Coded data generation or conversion – Digital code to digital code converters – To or from 'n' out of 'm' codes
Reexamination Certificate
2001-12-17
2004-02-10
Jeanglaude, Jean Bruner (Department: 2819)
Coded data generation or conversion
Digital code to digital code converters
To or from 'n' out of 'm' codes
C341S050000
Reexamination Certificate
active
06690309
ABSTRACT:
TECHNICAL FIELD
The present invention relates generally to data transmission systems, and more particularly to high speed data transmission systems in which data values may be transmitted with a clock signal.
BACKGROUND OF THE INVENTION
The increasing need for faster data communication rates has led to corresponding needs for faster transmission of data between system components. Networking hardware is but one of the numerous applications in which such increased speed is needed. Within a high-speed router data is typically transmitted between one or more integrated circuits. If such inter-chip data transmission speeds can be increased (e.g., in the range of 1 gigabits/second per pin), the overall speed/bandwidth of the connection between integrated circuits may also be increased.

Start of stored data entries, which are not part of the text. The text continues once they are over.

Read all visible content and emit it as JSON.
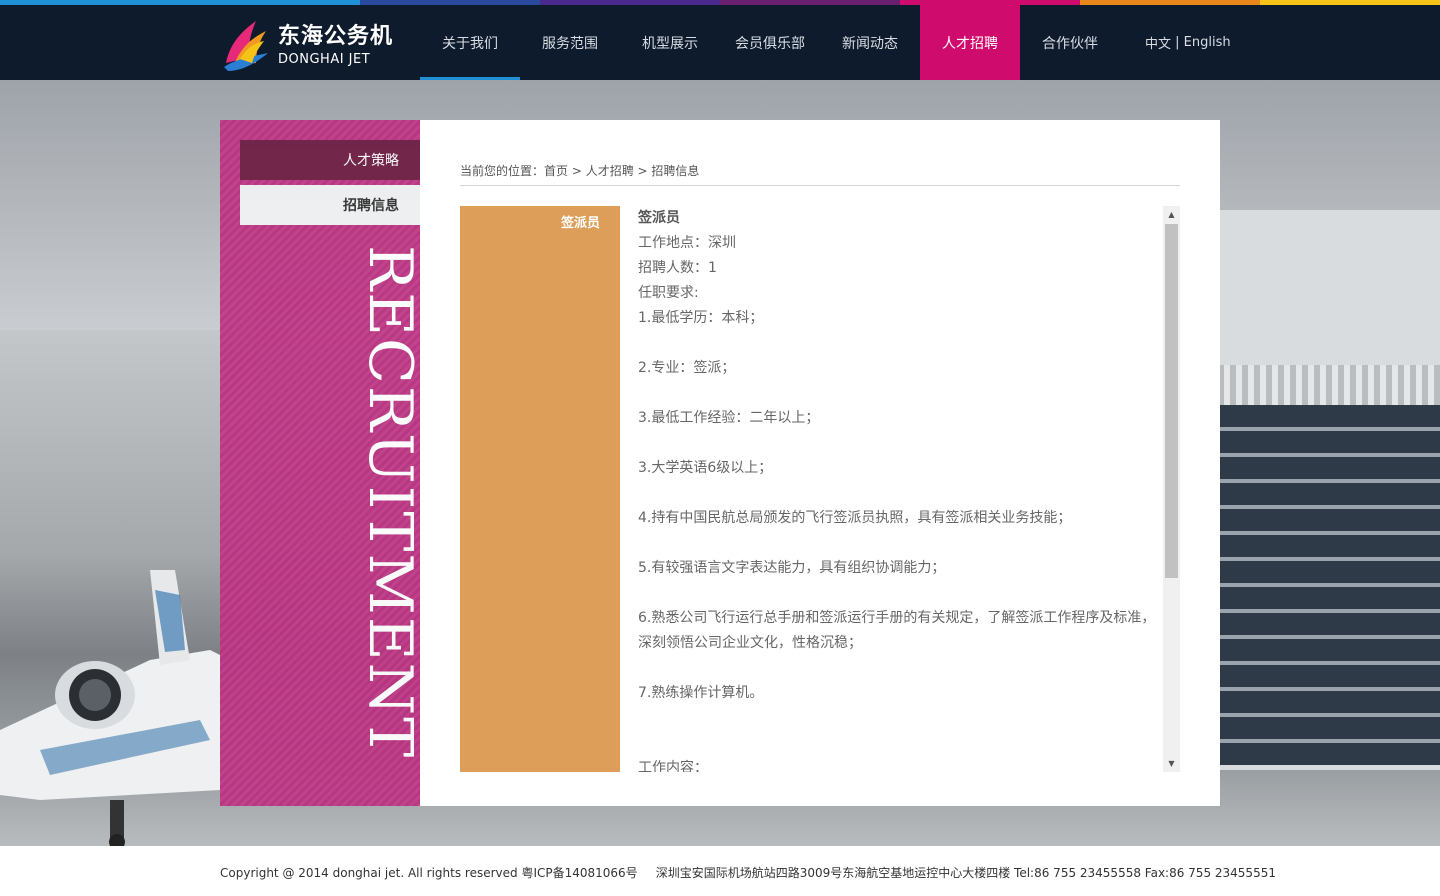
{
  "colors": {
    "strip": [
      "#1f8fd6",
      "#1f8fd6",
      "#2a4aa0",
      "#4a2a8c",
      "#6a1f6e",
      "#cf0b6d",
      "#e9871d",
      "#f5c417"
    ],
    "header_bg": "#0e1b2c",
    "nav_active": "#cf0b6d",
    "sidebar_magenta": "#c23d8a",
    "job_tab": "#dc9e58"
  },
  "logo": {
    "cn": "东海公务机",
    "en": "DONGHAI JET",
    "icon": "phoenix-logo-icon"
  },
  "nav": {
    "items": [
      "关于我们",
      "服务范围",
      "机型展示",
      "会员俱乐部",
      "新闻动态",
      "人才招聘",
      "合作伙伴"
    ],
    "active": "人才招聘"
  },
  "lang": {
    "cn": "中文",
    "sep": " | ",
    "en": "English"
  },
  "sidebar": {
    "items": [
      "人才策略",
      "招聘信息"
    ],
    "watermark": "RECRUITMENT"
  },
  "breadcrumb": {
    "prefix": "当前您的位置：",
    "home": "首页",
    "sep": " > ",
    "section": "人才招聘",
    "page": "招聘信息"
  },
  "job": {
    "tab_label": "签派员",
    "lines": [
      "签派员",
      "工作地点：深圳",
      "招聘人数：1",
      "任职要求:",
      "1.最低学历：本科；",
      "",
      "2.专业：签派；",
      "",
      "3.最低工作经验：二年以上；",
      "",
      "3.大学英语6级以上；",
      "",
      "4.持有中国民航总局颁发的飞行签派员执照，具有签派相关业务技能；",
      "",
      "5.有较强语言文字表达能力，具有组织协调能力；",
      "",
      "6.熟悉公司飞行运行总手册和签派运行手册的有关规定，了解签派工作程序及标准，深刻领悟公司企业文化，性格沉稳；",
      "",
      "7.熟练操作计算机。",
      "",
      "",
      "工作内容："
    ]
  },
  "footer": {
    "copyright": "Copyright @ 2014 donghai jet. All rights reserved 粤ICP备14081066号",
    "address": "深圳宝安国际机场航站四路3009号东海航空基地运控中心大楼四楼 Tel:86 755 23455558 Fax:86 755 23455551"
  }
}
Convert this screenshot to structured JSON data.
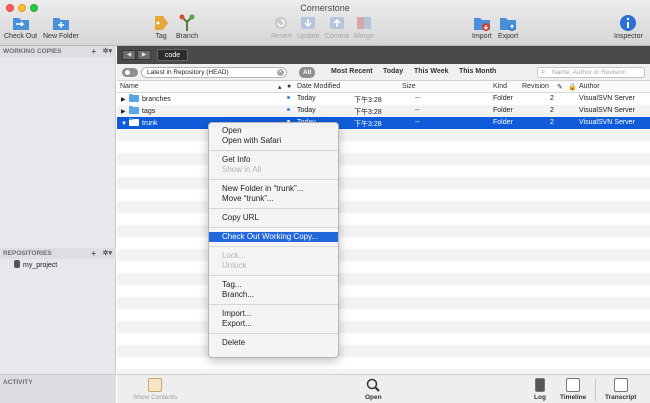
{
  "window": {
    "title": "Cornerstone"
  },
  "toolbar": {
    "check_out": "Check Out",
    "new_folder": "New Folder",
    "tag": "Tag",
    "branch": "Branch",
    "revert": "Revert",
    "update": "Update",
    "commit": "Commit",
    "merge": "Merge",
    "import": "Import",
    "export": "Export",
    "inspector": "Inspector"
  },
  "sidebar": {
    "working_copies": "WORKING COPIES",
    "repositories": "REPOSITORIES",
    "repo_item": "my_project",
    "activity": "ACTIVITY",
    "plus": "+",
    "gear": "✲▾"
  },
  "pathbar": {
    "back": "◀",
    "forward": "▶",
    "path": "code"
  },
  "filters": {
    "repo_scope": "Latest in Repository (HEAD)",
    "all": "All",
    "most_recent": "Most Recent",
    "today": "Today",
    "this_week": "This Week",
    "this_month": "This Month",
    "search_placeholder": "Name, Author or Revision"
  },
  "table": {
    "columns": {
      "name": "Name",
      "date": "Date Modified",
      "size": "Size",
      "kind": "Kind",
      "revision": "Revision",
      "author": "Author"
    },
    "rows": [
      {
        "name": "branches",
        "date": "Today",
        "time": "下午3:28",
        "size": "--",
        "kind": "Folder",
        "revision": "2",
        "author": "VisualSVN Server"
      },
      {
        "name": "tags",
        "date": "Today",
        "time": "下午3:28",
        "size": "--",
        "kind": "Folder",
        "revision": "2",
        "author": "VisualSVN Server"
      },
      {
        "name": "trunk",
        "date": "Today",
        "time": "下午3:28",
        "size": "--",
        "kind": "Folder",
        "revision": "2",
        "author": "VisualSVN Server"
      }
    ]
  },
  "context_menu": {
    "open": "Open",
    "open_with_safari": "Open with Safari",
    "get_info": "Get Info",
    "show_in_all": "Show in All",
    "new_folder_in": "New Folder in “trunk”...",
    "move": "Move “trunk”...",
    "copy_url": "Copy URL",
    "check_out_working_copy": "Check Out Working Copy...",
    "lock": "Lock...",
    "unlock": "Unlock",
    "tag": "Tag...",
    "branch": "Branch...",
    "import": "Import...",
    "export": "Export...",
    "delete": "Delete"
  },
  "bottom": {
    "show_contents": "Show Contents",
    "open": "Open",
    "log": "Log",
    "timeline": "Timeline",
    "transcript": "Transcript"
  },
  "colors": {
    "selection": "#0f5bd9",
    "menu_highlight": "#2266dc",
    "folder": "#5aa7e8"
  }
}
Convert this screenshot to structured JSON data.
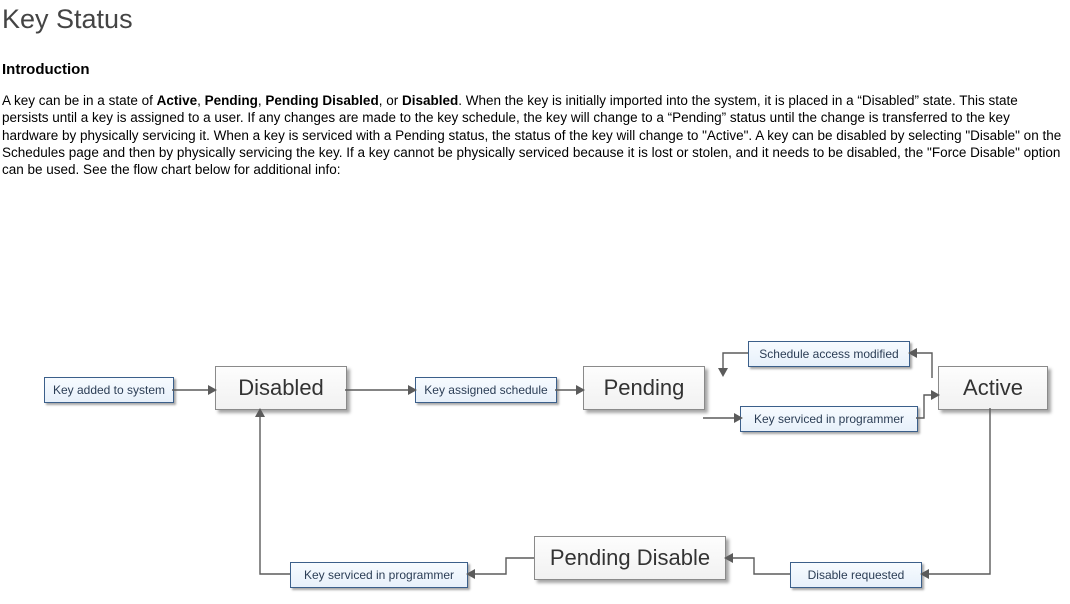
{
  "title": "Key Status",
  "introduction_heading": "Introduction",
  "intro": {
    "p1a": "A key can be in a state of ",
    "s1": "Active",
    "c1": ", ",
    "s2": "Pending",
    "c2": ", ",
    "s3": "Pending Disabled",
    "c3": ", or ",
    "s4": "Disabled",
    "p1b": ".  When the key is initially imported into the system, it is placed in a “Disabled” state.  This state persists until a key is assigned to a user.  If any changes are made to the key schedule, the key will change to a “Pending” status until the change is transferred to the key hardware by physically servicing it. When a key is serviced with a Pending status, the status of the key will change to \"Active\".  A key can be disabled by selecting \"Disable\" on the Schedules page and then by physically servicing the key.  If a key cannot be physically serviced because it is lost or stolen, and it needs to be disabled, the \"Force Disable\" option can be used.  See the flow chart below for additional info:"
  },
  "states": {
    "disabled": "Disabled",
    "pending": "Pending",
    "pending_disable": "Pending Disable",
    "active": "Active"
  },
  "labels": {
    "key_added": "Key added to system",
    "key_assigned": "Key assigned schedule",
    "schedule_modified": "Schedule access modified",
    "key_serviced_top": "Key serviced in programmer",
    "key_serviced_bottom": "Key serviced in programmer",
    "disable_requested": "Disable requested"
  }
}
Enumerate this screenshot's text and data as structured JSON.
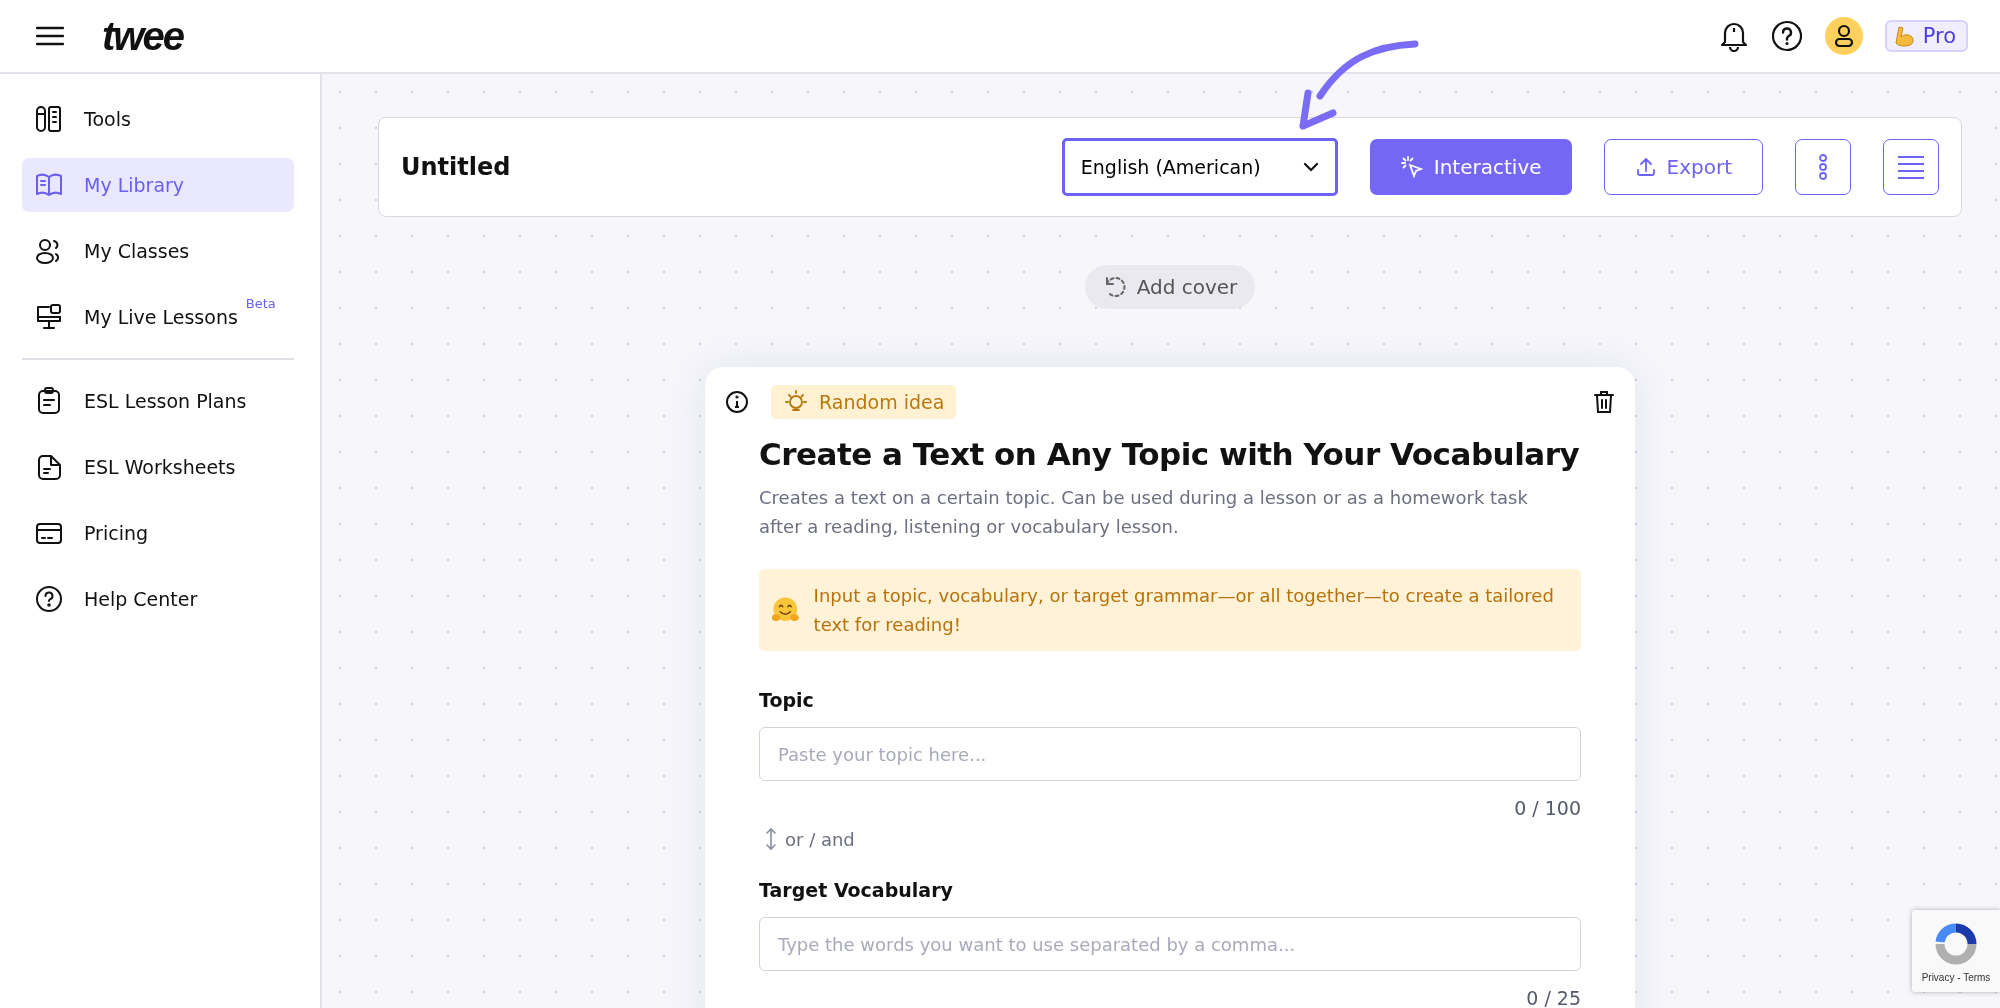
{
  "header": {
    "logo": "twee",
    "pro_badge": "Pro"
  },
  "sidebar": {
    "sections": [
      {
        "items": [
          {
            "kind": "tools",
            "label": "Tools",
            "selected": false
          },
          {
            "kind": "library",
            "label": "My Library",
            "selected": true
          },
          {
            "kind": "classes",
            "label": "My Classes",
            "selected": false
          },
          {
            "kind": "live",
            "label": "My Live Lessons",
            "badge": "Beta",
            "selected": false
          }
        ]
      },
      {
        "items": [
          {
            "kind": "plans",
            "label": "ESL Lesson Plans",
            "selected": false
          },
          {
            "kind": "worksheets",
            "label": "ESL Worksheets",
            "selected": false
          },
          {
            "kind": "pricing",
            "label": "Pricing",
            "selected": false
          },
          {
            "kind": "help",
            "label": "Help Center",
            "selected": false
          }
        ]
      }
    ]
  },
  "toolbar": {
    "title": "Untitled",
    "language": "English (American)",
    "interactive_button": "Interactive",
    "export_button": "Export"
  },
  "add_cover": "Add cover",
  "tool_card": {
    "random_idea": "Random idea",
    "title": "Create a Text on Any Topic with Your Vocabulary",
    "description": "Creates a text on a certain topic. Can be used during a lesson or as a homework task after a reading, listening or vocabulary lesson.",
    "hint": "Input a topic, vocabulary, or target grammar—or all together—to create a tailored text for reading!",
    "separator": "or / and",
    "fields": [
      {
        "label": "Topic",
        "placeholder": "Paste your topic here...",
        "counter": "0 / 100"
      },
      {
        "label": "Target Vocabulary",
        "placeholder": "Type the words you want to use separated by a comma...",
        "counter": "0 / 25"
      }
    ]
  },
  "recaptcha": {
    "links": "Privacy - Terms"
  }
}
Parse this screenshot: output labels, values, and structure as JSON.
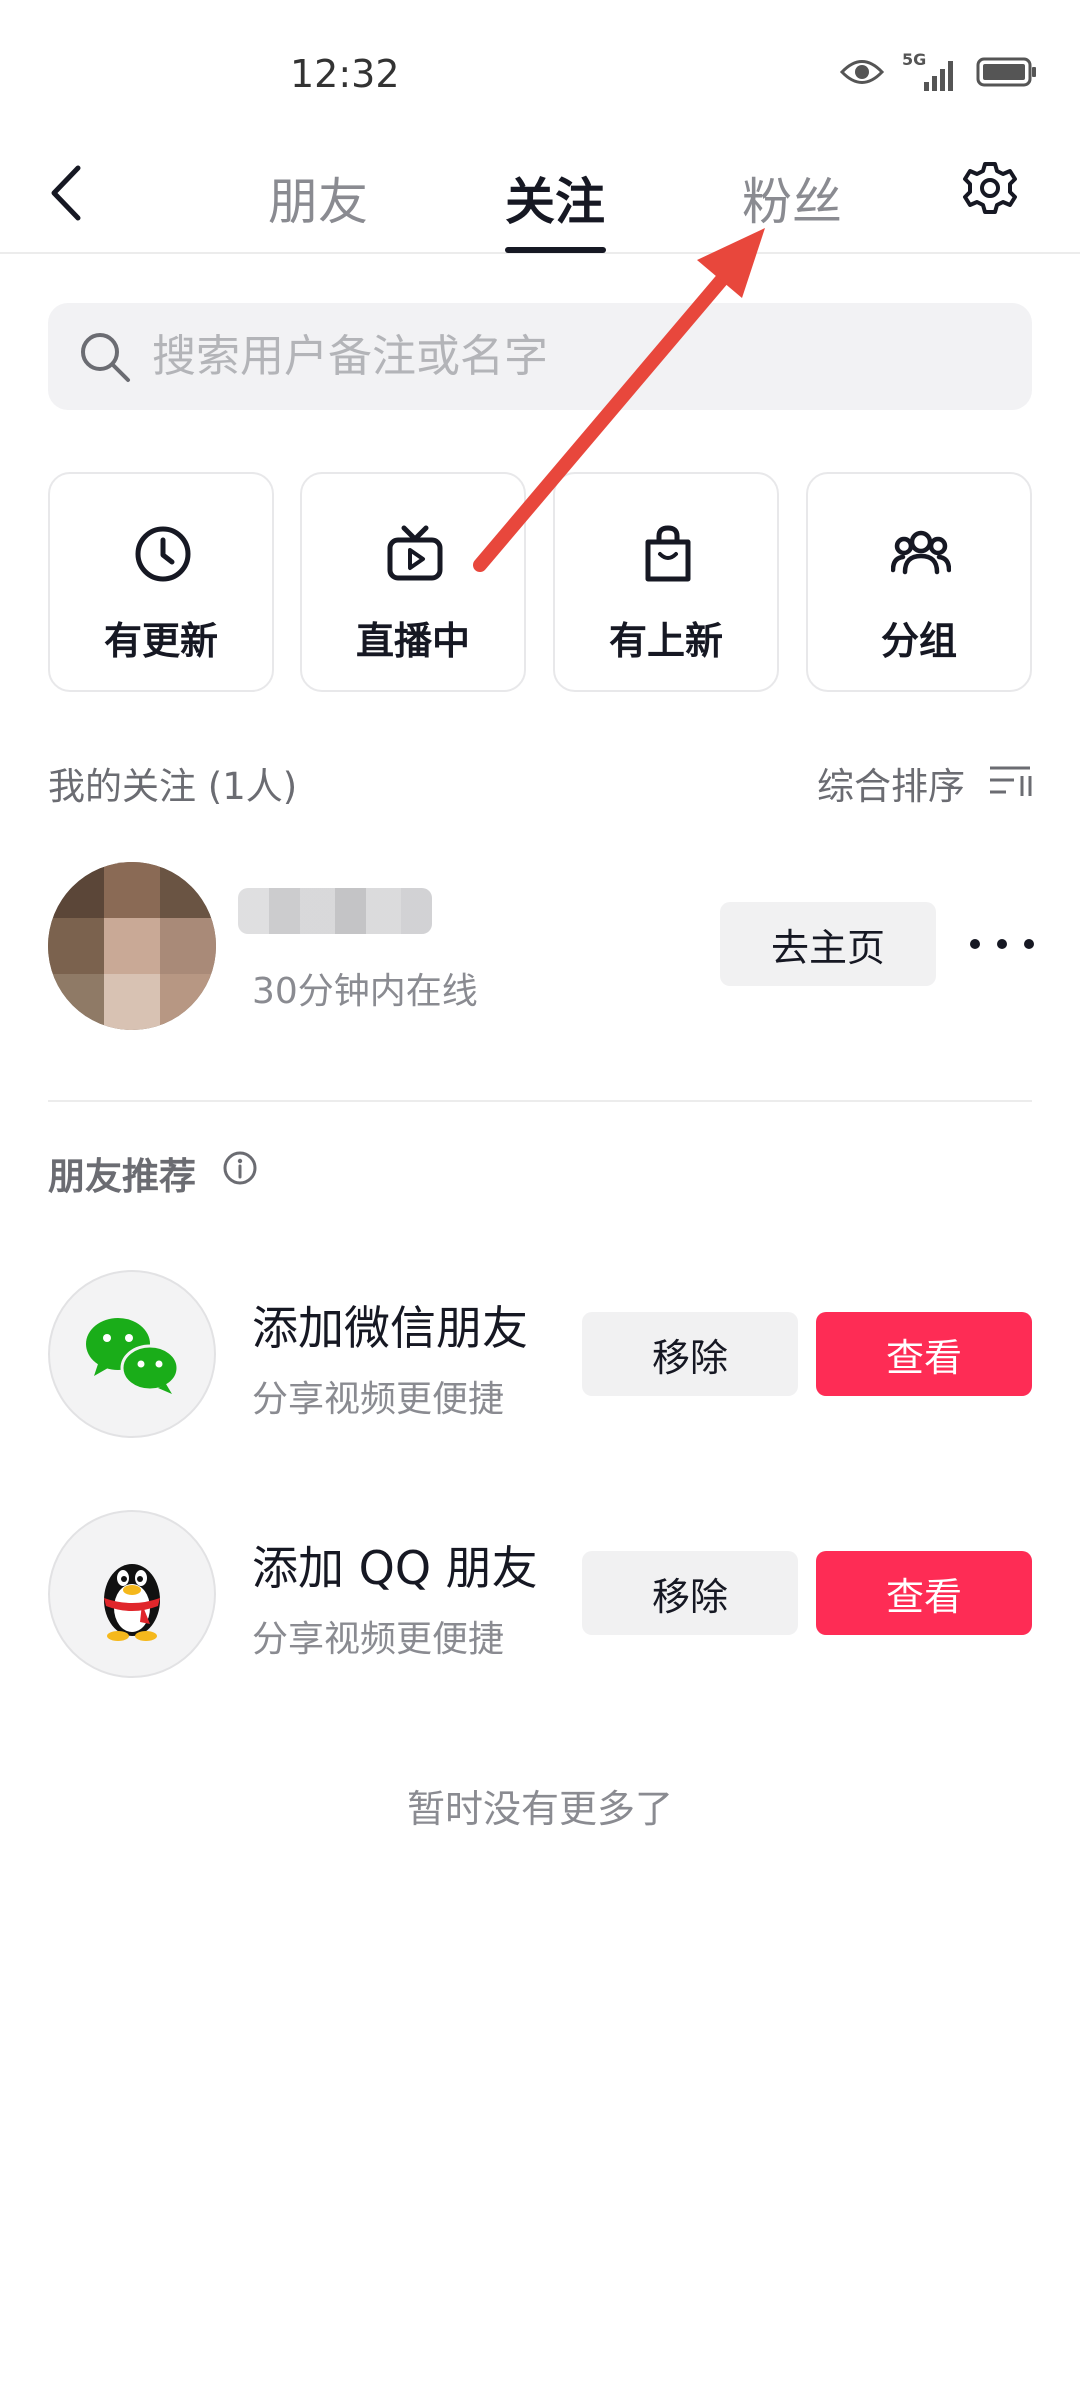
{
  "status_bar": {
    "time": "12:32",
    "network_label": "5G"
  },
  "nav": {
    "tabs": [
      {
        "label": "朋友",
        "active": false
      },
      {
        "label": "关注",
        "active": true
      },
      {
        "label": "粉丝",
        "active": false
      }
    ]
  },
  "search": {
    "placeholder": "搜索用户备注或名字",
    "value": ""
  },
  "quick_filters": [
    {
      "label": "有更新",
      "icon": "clock-icon"
    },
    {
      "label": "直播中",
      "icon": "live-tv-icon"
    },
    {
      "label": "有上新",
      "icon": "shopping-bag-icon"
    },
    {
      "label": "分组",
      "icon": "group-icon"
    }
  ],
  "following": {
    "header": "我的关注 (1人)",
    "sort_label": "综合排序",
    "users": [
      {
        "status": "30分钟内在线",
        "action": "去主页"
      }
    ]
  },
  "recommendations": {
    "title": "朋友推荐",
    "items": [
      {
        "title": "添加微信朋友",
        "subtitle": "分享视频更便捷",
        "remove": "移除",
        "view": "查看",
        "icon": "wechat-icon"
      },
      {
        "title": "添加 QQ 朋友",
        "subtitle": "分享视频更便捷",
        "remove": "移除",
        "view": "查看",
        "icon": "qq-penguin-icon"
      }
    ]
  },
  "end_message": "暂时没有更多了",
  "colors": {
    "accent": "#fe2c55",
    "annotation_arrow": "#e8473c",
    "text": "#161823",
    "muted": "#8a8b91"
  }
}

Data transmission systems can include bus connections, in which bus lines may be commonly shared between multiple devices, and point-to-point connections, in which a one device is connected to another by one or more direct data transmission lines. Bus oriented systems may have a number of drawbacks. Due to the number of devices attached to the bus lines (because they are shared among multiple devices) the inherent capacitance attached to the lines may be large, limiting the speed at which the lines may be driven. Larger lines may consume higher amounts of power, as well. Still further, because a bus is commonly shared, some form of arbitration is typically included to enable one device to have control of the bus at a given time. Such arbitration needs can add to the complexity of the system. It is also noted that the inclusion of a common bus on a circuit board, or the like, requires a dedicated amount of area. This can work against the goal of manufacturing systems that are as physically compact as possible.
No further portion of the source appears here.